Guy and Alan were shocked by her distrust of a friend. When Guy said: ‘I’m perfectly sure he hasn’t,’ Alan grunted agreement and Harriet kept quiet for a long time afterwards.

They were joined by persons known to them who, stopping as they passed, gave different opinions: one that the Germans would be held at Thermopylae; another that they could not be held, but would drive straight through to Athens. As usual, no one knew anything.

Vourakis, with a shopping basket in his hand, stopped and said: ‘Of allied resistance there is nothing but a little line from Thermopylae to Amphissia.’

‘An important line, nevertheless,’ Alan said. ‘We could hold on there for weeks.’

‘You could, but you will not. They will say to you: “Withdraw. Save yourselves, if you can. We want you here no more.” That is all we can say to our allies now.’ Vourakis spread his hands and contracted his shoulders in a gesture of despair. ‘This is the end,’ he said.

The others kept silent, not knowing what to reply.

‘I have heard – I do not know how true – that some members of the Government want an immediate capitulation. Only that, they say, can save our city from the fate of Belgrade.’

‘Royalists, I suppose?’ said Guy.

‘No. Not at all. The King himself is against capitulation and he has refused to leave Athens, though many say to him: “Fly, fly.” Believe me, Kyrios Pringle, there are brave men in all parties.’

Guy was quick to agree, and Vourakis stood up, saying his wife had sent him out to buy anything he could find. The Germans, people knew, would take not only the food but medicines, clothing, household goods, anything and everything. So they were all out buying what they could find.

He passed on.
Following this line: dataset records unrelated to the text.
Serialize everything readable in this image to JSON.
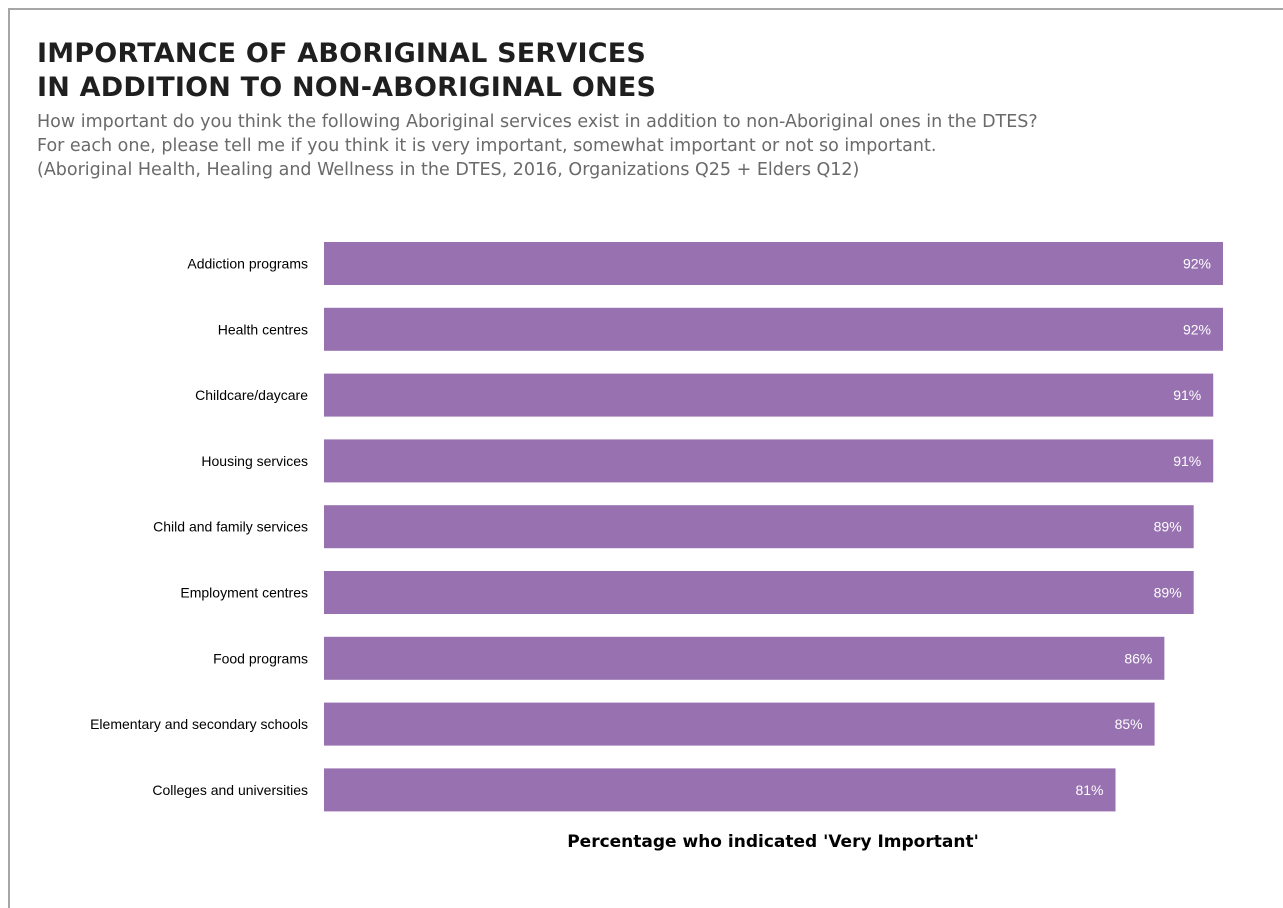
{
  "title_lines": [
    "IMPORTANCE OF ABORIGINAL SERVICES",
    "IN ADDITION TO NON-ABORIGINAL ONES"
  ],
  "subtitle_lines": [
    "How important do you think the following Aboriginal services exist in addition to non-Aboriginal ones in the DTES?",
    "For each one, please tell me if you think it is very important, somewhat important or not so important.",
    "(Aboriginal Health, Healing and Wellness in the DTES, 2016, Organizations Q25 + Elders Q12)"
  ],
  "chart_data": {
    "type": "bar",
    "orientation": "horizontal",
    "categories": [
      "Addiction programs",
      "Health centres",
      "Childcare/daycare",
      "Housing services",
      "Child and family services",
      "Employment centres",
      "Food programs",
      "Elementary and secondary schools",
      "Colleges and universities"
    ],
    "values": [
      92,
      92,
      91,
      91,
      89,
      89,
      86,
      85,
      81
    ],
    "value_labels": [
      "92%",
      "92%",
      "91%",
      "91%",
      "89%",
      "89%",
      "86%",
      "85%",
      "81%"
    ],
    "xlabel": "Percentage who indicated 'Very Important'",
    "ylabel": "",
    "bar_color": "#9771b0",
    "grid": false,
    "legend": "none"
  }
}
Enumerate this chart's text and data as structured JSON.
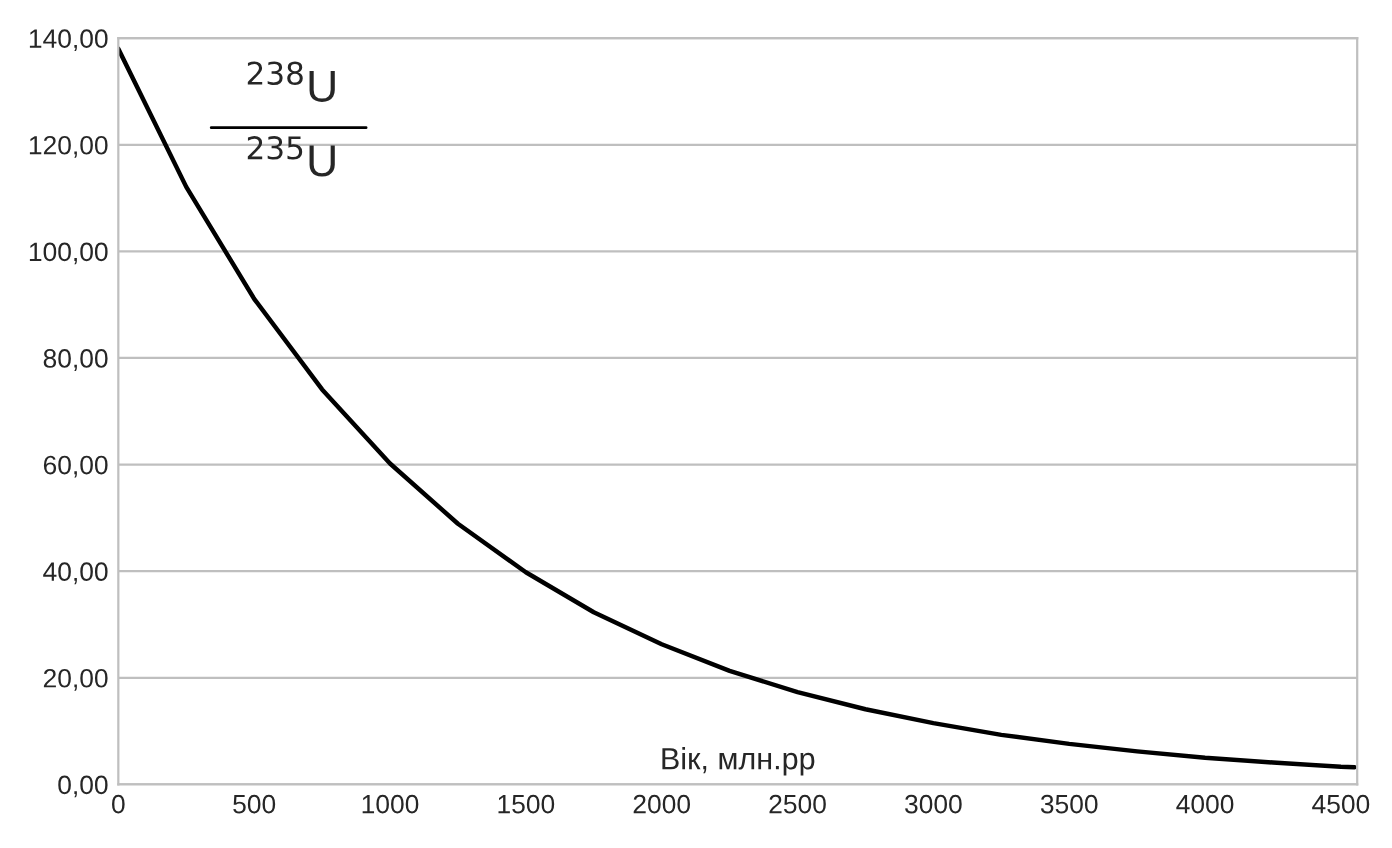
{
  "chart_data": {
    "type": "line",
    "xlabel": "Вік, млн.рр",
    "annotations": [
      "$^{238}$U",
      "$^{235}$U"
    ],
    "x": [
      0,
      250,
      500,
      750,
      1000,
      1250,
      1500,
      1750,
      2000,
      2250,
      2500,
      2750,
      3000,
      3250,
      3500,
      3750,
      4000,
      4250,
      4500,
      4550
    ],
    "series": [
      {
        "color": "#000000",
        "values": [
          138.0,
          112.1,
          91.1,
          74.1,
          60.2,
          48.9,
          39.8,
          32.3,
          26.3,
          21.3,
          17.3,
          14.1,
          11.5,
          9.3,
          7.6,
          6.2,
          5.0,
          4.1,
          3.3,
          3.2
        ]
      }
    ],
    "xlim": [
      0,
      4560
    ],
    "xticks": [
      0,
      500,
      1000,
      1500,
      2000,
      2500,
      3000,
      3500,
      4000,
      4500
    ],
    "ylim": [
      0,
      140
    ],
    "yticks": [
      {
        "value": 0,
        "label": "0,00"
      },
      {
        "value": 20,
        "label": "20,00"
      },
      {
        "value": 40,
        "label": "40,00"
      },
      {
        "value": 60,
        "label": "60,00"
      },
      {
        "value": 80,
        "label": "80,00"
      },
      {
        "value": 100,
        "label": "100,00"
      },
      {
        "value": 120,
        "label": "120,00"
      },
      {
        "value": 140,
        "label": "140,00"
      }
    ],
    "grid": "y",
    "marker": "none",
    "line_style": "solid"
  }
}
It was now midday and still no hearse and no Ben Phipps.

Alan went to telephone the undertaker’s office. He was told the hearse had gone to the funeral of an air-raid victim. The need these days was great, the servitors few. He returned to say: ‘The hearse, like death, will come when it will come.’

‘An apt simile,’ said Guy, and Harriet, growing restless, decided to go and buy some flowers.